Inflammatory bowel disease
Description
Inflammatory bowel disease (IBD) is a chronic inflammation of the GI tract. It is characterized by periods of remission interspersed with periods of exacerbation. The cause is unknown, and there is no cure. IBD is classified as either Crohn’s disease or ulcerative colitis based on clinical manifestations (Table 53). Ulcerative colitis is usually limited to the colon. Crohn’s disease can involve any segment of the GI tract from the mouth to the anus.
Table 53
Comparison of Ulcerative Colitis and Crohn’s Disease
Characteristic | Ulcerative Colitis | Crohn’s Disease |
Clinical | ||
Usual age at onset | Teens to mid-30s* | Teens to mid-30s* |
Diarrhea | Common | Common |
Abdominal cramping pain | Common | Common |
Fever (intermittent) | During acute attacks | Common |
Weight loss | Rare | Common, may be severe |
Rectal bleeding | Common | Infrequent |
Tenesmus | Common | Rare |
Malabsorption and nutritional deficiencies | Minimal incidence | Common |
Pathologic | ||
Location | Usually starts in rectum and spreads in a continuous pattern up the colon | Occurs anywhere along GI tract in characteristic skip lesions; most frequent site is terminal ileum |
Distribution | Continuous areas of inflammation | Healthy tissue interspersed with areas of inflammation (skip lesions) |
Depth of involvement | Mucosa and submucosa | Entire thickness of bowel wall (transmural) |
Granulomas (noted on biopsy) | Occasional | Common |
Cobblestoning of mucosa | Rare | Common |
Pseudopolyps | Common | Rare |
Small bowel involvement | Minimal | Common |
Complications | ||
Fistulas | Rare | Common |
Strictures | Occasional | Common |
Anal abscesses | Rare | Common |
Perforation | Common (because of toxic megacolon) | Common (because inflammation involves entire bowel wall) |
Toxic megacolon | Relatively more common | Rare |
Carcinoma | Increased incidence of colorectal cancer after 10 yr of disease | Increased incidence of small intestinal cancerIncreased incidence of colorectal cancer but not as much as with ulcerative colitis |
Recurrence after surgery | Cure with colectomy | Common at site of anastomosis |
Both ulcerative colitis and Crohn’s disease commonly occur during the teenage years and early adulthood, and both have a second peak in the sixth decade. IBD is more prevalent in industrialized countries and in the Ashkenazi Jewish population. Many people with IBD have a family member with the disorder.
Pathophysiology
IBD is an autoimmune disease involving an immune reaction to a person’s own intestinal tract. Some agent or a combination of agents triggers an overactive, inappropriate, sustained immune response. The resulting inflammation causes widespread tissue destruction.

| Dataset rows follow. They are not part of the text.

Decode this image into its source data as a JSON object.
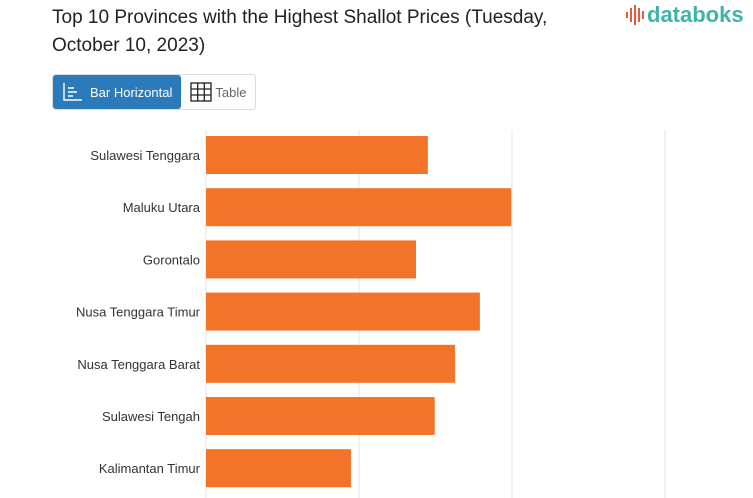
{
  "title": "Top 10 Provinces with the Highest Shallot Prices (Tuesday, October 10, 2023)",
  "logo": "databoks",
  "view_toggle": {
    "bar_label": "Bar Horizontal",
    "table_label": "Table",
    "active": "Bar Horizontal"
  },
  "colors": {
    "bar": "#f37328",
    "active": "#2b7bba"
  },
  "chart_data": {
    "type": "bar",
    "orientation": "horizontal",
    "title": "Top 10 Provinces with the Highest Shallot Prices (Tuesday, October 10, 2023)",
    "categories": [
      "Sulawesi Tenggara",
      "Maluku Utara",
      "Gorontalo",
      "Nusa Tenggara Timur",
      "Nusa Tenggara Barat",
      "Sulawesi Tengah",
      "Kalimantan Timur"
    ],
    "values": [
      29000,
      39900,
      27450,
      35800,
      32550,
      29900,
      18950
    ],
    "xlim": [
      0,
      60000
    ],
    "grid": true,
    "xlabel": "",
    "ylabel": ""
  }
}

Evidence suggests that IBD is caused by a combination of factors, including environmental factors, genetic predisposition, and alterations in the function of the immune system. The pattern of inflammation differs between Crohn’s disease and ulcerative colitis.
Crohn’s disease
The inflammation in Crohn’s disease involves all layers of the bowel wall and can occur anywhere in the GI tract from the mouth to the anus. It most commonly occurs in the terminal ileum and colon. Segments of normal bowel can occur between diseased portions, the so-called skip lesions.

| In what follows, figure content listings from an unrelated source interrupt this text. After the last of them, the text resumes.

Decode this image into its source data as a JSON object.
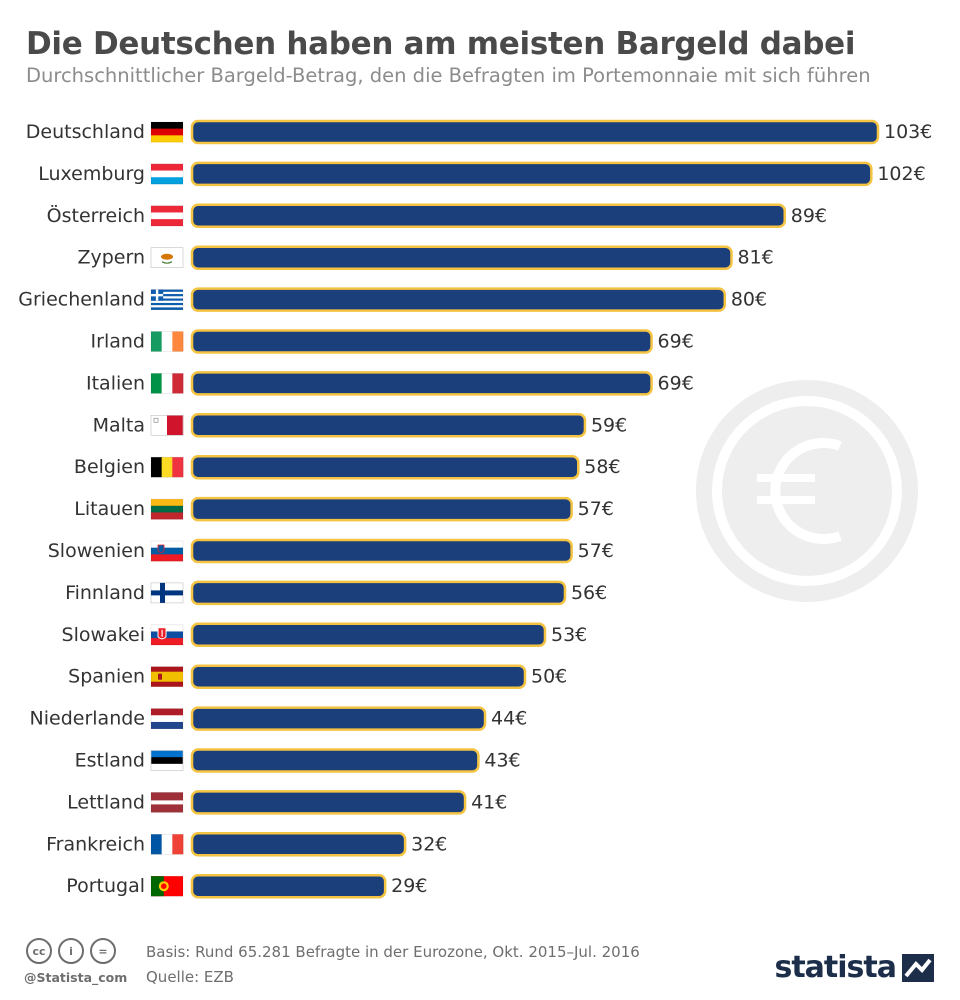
{
  "header": {
    "title": "Die Deutschen haben am meisten Bargeld dabei",
    "subtitle": "Durchschnittlicher Bargeld-Betrag, den die Befragten im Portemonnaie mit sich führen"
  },
  "chart_data": {
    "type": "bar",
    "orientation": "horizontal",
    "unit_suffix": "€",
    "categories": [
      "Deutschland",
      "Luxemburg",
      "Österreich",
      "Zypern",
      "Griechenland",
      "Irland",
      "Italien",
      "Malta",
      "Belgien",
      "Litauen",
      "Slowenien",
      "Finnland",
      "Slowakei",
      "Spanien",
      "Niederlande",
      "Estland",
      "Lettland",
      "Frankreich",
      "Portugal"
    ],
    "values": [
      103,
      102,
      89,
      81,
      80,
      69,
      69,
      59,
      58,
      57,
      57,
      56,
      53,
      50,
      44,
      43,
      41,
      32,
      29
    ],
    "value_labels": [
      "103€",
      "102€",
      "89€",
      "81€",
      "80€",
      "69€",
      "69€",
      "59€",
      "58€",
      "57€",
      "57€",
      "56€",
      "53€",
      "50€",
      "44€",
      "43€",
      "41€",
      "32€",
      "29€"
    ],
    "flags": [
      "de",
      "lu",
      "at",
      "cy",
      "gr",
      "ie",
      "it",
      "mt",
      "be",
      "lt",
      "si",
      "fi",
      "sk",
      "es",
      "nl",
      "ee",
      "lv",
      "fr",
      "pt"
    ],
    "xlim": [
      0,
      103
    ],
    "grid": false,
    "legend": "none",
    "colors": {
      "bar": "#1b3f7a",
      "bar_border": "#f5c342",
      "label": "#333333",
      "watermark": "#eeeeee"
    }
  },
  "footer": {
    "license_icons": [
      "cc-icon",
      "by-icon",
      "nd-icon"
    ],
    "license_glyphs": [
      "cc",
      "i",
      "="
    ],
    "handle": "@Statista_com",
    "basis": "Basis: Rund 65.281 Befragte in der Eurozone, Okt. 2015–Jul. 2016",
    "source": "Quelle: EZB",
    "logo": "statista"
  }
}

■ Strictures at the areas of inflammation may cause bowel obstruction.
Ulcerative colitis
Ulcerative colitis usually starts in the rectum and moves in a continual fashion toward the cecum. Although mild inflammation sometimes occurs in the terminal ileum, ulcerative colitis is a disease of the colon and rectum.
Clinical manifestations
Symptoms are often the same (diarrhea, bloody stools, weight loss, abdominal pain, fever, and fatigue) in both conditions. Bloody stools are more common with ulcerative colitis, and weight loss is more common in Crohn’s disease because inflammation of the small intestine impairs nutrient absorption. Both forms of IBD are chronic disorders with mild to severe acute exacerbations that occur at unpredictable intervals over many years.
Crohn’s disease
Diarrhea and colicky abdominal pain are common symptoms of Crohn’s disease.